Süperstar estetikle ilgili benzetmelerden hiç hoşlanmıyor. Haklı da!
İrem Derici ünlü reklamcı babası Hulusi gibi esprili bir popçu. Kendisiyle ilgili birtakım takıntıları yok. Hatta kendisiyle dalga bile geçebiliyor. Basına karşı samimi ve içten davranıyor. Aklına geleni sonucunu düşünmeden söyleyebiliyor. Bu yüzden de farkında olmadan birilerini sinirlendirebiliyor. İrem "Yıllar içinde 3 burun, 1 silikon, sayısız botoks ve diş estetiği yaptırdım. Estetik işinde Ajda’yı geçeceğim" demiş. Hemen gidip bunu Süperstar’a yetiştirmişler. "İrem’in estetik işinde sizi örnek almasına ne diyorsunuz?" diye sormuşlar. Ajda gülüp geçeceğine "O beni hiç ilgilendirmez. Ben böyle açıklamalara alıştım. Artık olgunlukla karşılıyorum" demiş. Ama verdiği cevap hiç de olgunlukla karşıladığını göstermemiş. Estetik dendiğinde akla ilk Ajda geliyor. Her estetik yaptıranı kendisiyle kıyaslıyorlar. Üstelik Ajda’nın isminin estetikle anılması yıllardır devam ediyor. Süperstar ne kadar alıştığını söylese de estetikle ilgili benzetmelerden hiç hoşlanmıyor. Haklı da! Tahammül, hoşgörü bir yere kadar. Herkesin bir hassas noktası vardır. İrem, Ajda’nın bam teline basmış!
Kaçan balık büyük olur
Seda Sayan uzun süredir birlikte olduğu sevgilisi Erkan Çelik'ten ayrılmış. Çelik, iddiaya göre imam nikahlı eşi gayrimenkul zengini Seda’dan tapuların bir kısmını üstüne geçirmesini istemiş. Ünlü sanatçı da çok sinirlenip ilişkiyi bitirmiş.
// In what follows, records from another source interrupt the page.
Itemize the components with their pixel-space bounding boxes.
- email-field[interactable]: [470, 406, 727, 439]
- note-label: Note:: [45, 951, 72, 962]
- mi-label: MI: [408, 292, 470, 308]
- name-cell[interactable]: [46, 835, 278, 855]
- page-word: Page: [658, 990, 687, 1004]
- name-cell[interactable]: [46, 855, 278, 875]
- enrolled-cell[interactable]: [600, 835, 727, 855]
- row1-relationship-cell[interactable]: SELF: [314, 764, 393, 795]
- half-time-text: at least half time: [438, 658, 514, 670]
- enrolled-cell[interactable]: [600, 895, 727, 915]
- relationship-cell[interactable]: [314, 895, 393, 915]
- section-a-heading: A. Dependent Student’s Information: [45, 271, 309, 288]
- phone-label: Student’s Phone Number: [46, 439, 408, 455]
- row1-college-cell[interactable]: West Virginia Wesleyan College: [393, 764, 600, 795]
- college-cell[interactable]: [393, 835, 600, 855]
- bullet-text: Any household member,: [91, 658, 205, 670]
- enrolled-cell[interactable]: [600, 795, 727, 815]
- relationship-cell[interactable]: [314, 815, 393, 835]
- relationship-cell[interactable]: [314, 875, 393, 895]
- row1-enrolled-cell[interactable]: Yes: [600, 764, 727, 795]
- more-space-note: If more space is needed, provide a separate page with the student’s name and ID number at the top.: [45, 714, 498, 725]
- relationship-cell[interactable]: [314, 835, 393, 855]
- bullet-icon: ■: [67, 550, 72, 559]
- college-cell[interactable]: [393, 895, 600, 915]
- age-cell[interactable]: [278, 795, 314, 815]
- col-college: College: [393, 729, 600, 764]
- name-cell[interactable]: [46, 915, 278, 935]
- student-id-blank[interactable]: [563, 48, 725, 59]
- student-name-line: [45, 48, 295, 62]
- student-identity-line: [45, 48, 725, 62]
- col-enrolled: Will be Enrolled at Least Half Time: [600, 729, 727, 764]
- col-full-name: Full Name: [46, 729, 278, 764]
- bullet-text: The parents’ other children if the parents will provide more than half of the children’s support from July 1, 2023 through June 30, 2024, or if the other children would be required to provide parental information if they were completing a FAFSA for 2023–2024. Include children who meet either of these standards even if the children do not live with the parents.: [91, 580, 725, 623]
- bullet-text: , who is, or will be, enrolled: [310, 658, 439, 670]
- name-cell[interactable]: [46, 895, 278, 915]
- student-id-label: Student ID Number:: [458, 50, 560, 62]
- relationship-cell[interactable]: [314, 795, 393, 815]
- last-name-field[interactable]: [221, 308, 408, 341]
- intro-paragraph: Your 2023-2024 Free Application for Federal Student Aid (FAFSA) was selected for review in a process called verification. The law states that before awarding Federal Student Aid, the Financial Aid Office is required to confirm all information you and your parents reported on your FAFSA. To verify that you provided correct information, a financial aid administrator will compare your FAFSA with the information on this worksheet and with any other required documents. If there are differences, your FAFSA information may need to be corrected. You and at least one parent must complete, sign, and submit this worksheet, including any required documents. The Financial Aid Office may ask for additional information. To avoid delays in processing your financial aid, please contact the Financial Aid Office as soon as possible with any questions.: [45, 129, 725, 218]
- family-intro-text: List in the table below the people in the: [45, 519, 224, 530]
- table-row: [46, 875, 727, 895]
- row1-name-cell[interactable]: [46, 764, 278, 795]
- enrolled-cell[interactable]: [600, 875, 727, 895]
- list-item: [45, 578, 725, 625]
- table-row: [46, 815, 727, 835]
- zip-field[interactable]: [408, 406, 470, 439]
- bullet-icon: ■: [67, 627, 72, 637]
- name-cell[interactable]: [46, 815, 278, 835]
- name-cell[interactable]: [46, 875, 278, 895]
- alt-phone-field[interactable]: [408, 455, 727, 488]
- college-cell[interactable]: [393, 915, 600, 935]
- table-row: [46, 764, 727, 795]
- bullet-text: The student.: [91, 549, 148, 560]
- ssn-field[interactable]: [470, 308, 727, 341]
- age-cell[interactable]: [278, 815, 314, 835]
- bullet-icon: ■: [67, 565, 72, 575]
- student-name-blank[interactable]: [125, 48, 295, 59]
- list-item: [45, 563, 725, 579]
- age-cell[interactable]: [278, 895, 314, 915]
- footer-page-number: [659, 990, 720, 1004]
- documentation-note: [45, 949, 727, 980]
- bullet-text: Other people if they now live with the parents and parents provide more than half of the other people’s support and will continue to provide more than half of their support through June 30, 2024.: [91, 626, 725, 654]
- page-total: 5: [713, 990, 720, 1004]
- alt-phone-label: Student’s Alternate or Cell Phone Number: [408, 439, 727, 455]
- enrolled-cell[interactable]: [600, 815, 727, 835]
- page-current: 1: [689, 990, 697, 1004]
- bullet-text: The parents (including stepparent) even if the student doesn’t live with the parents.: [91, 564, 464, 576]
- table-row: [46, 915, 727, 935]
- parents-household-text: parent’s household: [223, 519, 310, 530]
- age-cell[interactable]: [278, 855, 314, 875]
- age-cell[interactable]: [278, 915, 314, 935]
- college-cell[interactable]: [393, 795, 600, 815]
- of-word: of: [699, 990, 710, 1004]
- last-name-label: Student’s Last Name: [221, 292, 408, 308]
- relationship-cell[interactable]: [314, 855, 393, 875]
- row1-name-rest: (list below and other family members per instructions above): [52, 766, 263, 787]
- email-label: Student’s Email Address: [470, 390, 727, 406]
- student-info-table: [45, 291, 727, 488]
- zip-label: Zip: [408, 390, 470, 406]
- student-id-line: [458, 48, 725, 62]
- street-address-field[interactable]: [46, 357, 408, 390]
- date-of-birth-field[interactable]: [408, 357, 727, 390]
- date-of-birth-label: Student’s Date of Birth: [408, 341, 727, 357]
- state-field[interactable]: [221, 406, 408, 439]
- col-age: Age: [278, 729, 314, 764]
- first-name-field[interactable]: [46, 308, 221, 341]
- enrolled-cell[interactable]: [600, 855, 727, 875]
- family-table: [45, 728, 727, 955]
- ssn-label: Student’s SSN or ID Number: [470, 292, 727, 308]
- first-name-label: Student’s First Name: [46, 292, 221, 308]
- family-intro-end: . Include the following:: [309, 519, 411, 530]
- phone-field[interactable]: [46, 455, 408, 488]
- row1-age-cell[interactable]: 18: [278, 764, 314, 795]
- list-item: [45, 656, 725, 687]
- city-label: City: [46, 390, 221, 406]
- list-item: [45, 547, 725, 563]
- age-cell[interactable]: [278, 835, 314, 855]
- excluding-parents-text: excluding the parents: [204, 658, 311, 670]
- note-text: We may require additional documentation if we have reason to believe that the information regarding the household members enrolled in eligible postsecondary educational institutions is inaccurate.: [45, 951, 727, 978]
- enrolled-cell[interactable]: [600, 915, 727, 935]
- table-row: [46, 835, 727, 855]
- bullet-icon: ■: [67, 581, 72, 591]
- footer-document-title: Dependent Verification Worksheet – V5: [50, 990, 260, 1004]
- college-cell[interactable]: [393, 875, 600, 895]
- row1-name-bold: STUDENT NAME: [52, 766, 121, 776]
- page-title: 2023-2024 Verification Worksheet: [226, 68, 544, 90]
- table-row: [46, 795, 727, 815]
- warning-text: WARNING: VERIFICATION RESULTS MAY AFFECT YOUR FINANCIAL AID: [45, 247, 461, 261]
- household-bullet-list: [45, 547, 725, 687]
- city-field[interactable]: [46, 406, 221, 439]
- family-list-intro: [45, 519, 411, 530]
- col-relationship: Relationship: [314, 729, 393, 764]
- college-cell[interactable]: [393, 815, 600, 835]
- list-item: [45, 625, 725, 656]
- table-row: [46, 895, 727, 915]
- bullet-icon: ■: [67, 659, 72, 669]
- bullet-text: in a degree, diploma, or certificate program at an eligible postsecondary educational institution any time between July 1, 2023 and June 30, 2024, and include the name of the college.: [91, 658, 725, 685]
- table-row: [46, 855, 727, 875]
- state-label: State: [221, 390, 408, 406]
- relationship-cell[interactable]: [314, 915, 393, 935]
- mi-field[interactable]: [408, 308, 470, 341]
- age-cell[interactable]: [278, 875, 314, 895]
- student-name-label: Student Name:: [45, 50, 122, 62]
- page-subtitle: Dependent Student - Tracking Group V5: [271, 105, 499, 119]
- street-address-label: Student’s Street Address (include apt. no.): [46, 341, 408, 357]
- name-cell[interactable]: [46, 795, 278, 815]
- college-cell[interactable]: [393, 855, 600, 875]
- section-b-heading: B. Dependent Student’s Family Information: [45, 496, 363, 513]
Ancak başından 8 evlilik geçen Seda Sayan bu iddiaları reddediyor. "Biz aşkı tükettik. Ben Erkan’a hiçbir zaman balık vermedim. Balık tutmasını öğrettim. Asla mal mülk peşinde olmaması benim ona aşık olmamı sağlamıştı" diyor. Biraz daha üstüne gitseler "Evimizin geçimini Erkan sağlıyordu, bana da cep harçlığı veriyordu" diyecek.
Seda’nın sus payı olarak Erkan’ın terk ettiği ailesine Gaziantep’te bir ev aldığı yazılmıştı. Şimdi de Seda 6 yıllık hayat arkadaşına ilişkileri süresince balık vermediğini, balık tutmayı öğrettiğini söylüyor. Demek iyi öğretememiş. Ne demişler? Kaçan balık büyük olur. Kaçamayan ızgara!
Yeter ki marka olsun
Popun kraliçesi Demet Akalın lakabına yakışır şekilde yaşıyor. Yurt dışı konserlerine özel uçakla gidiyor, pahalı saatler, takılar takıyor. Giyim zevki olup olmadığı tartışılır ama sürekli dünyaca ünlü markalar alıyor.
Geçen akşam eşi Okan Kurt ile birlikte iki farklı doğum günü partisine katılmış. Ayağında Fendi’nin 3 bin 600 liralık önü fırfırlı yeni sezon terlikleri varmış. Ünlü çiftin yürürken fotoğrafını çekmişler. Demet adeta "rahatsızım" diye bağıran ince sivri topuklarıyla düşmemek için pür dikkat önüne bakıyor. Önemli olan giydiklerinin yakışıp yakışmaması ya da rahat olup olmaması değil. Yeter ki marka olsun. Gerisi fasarya!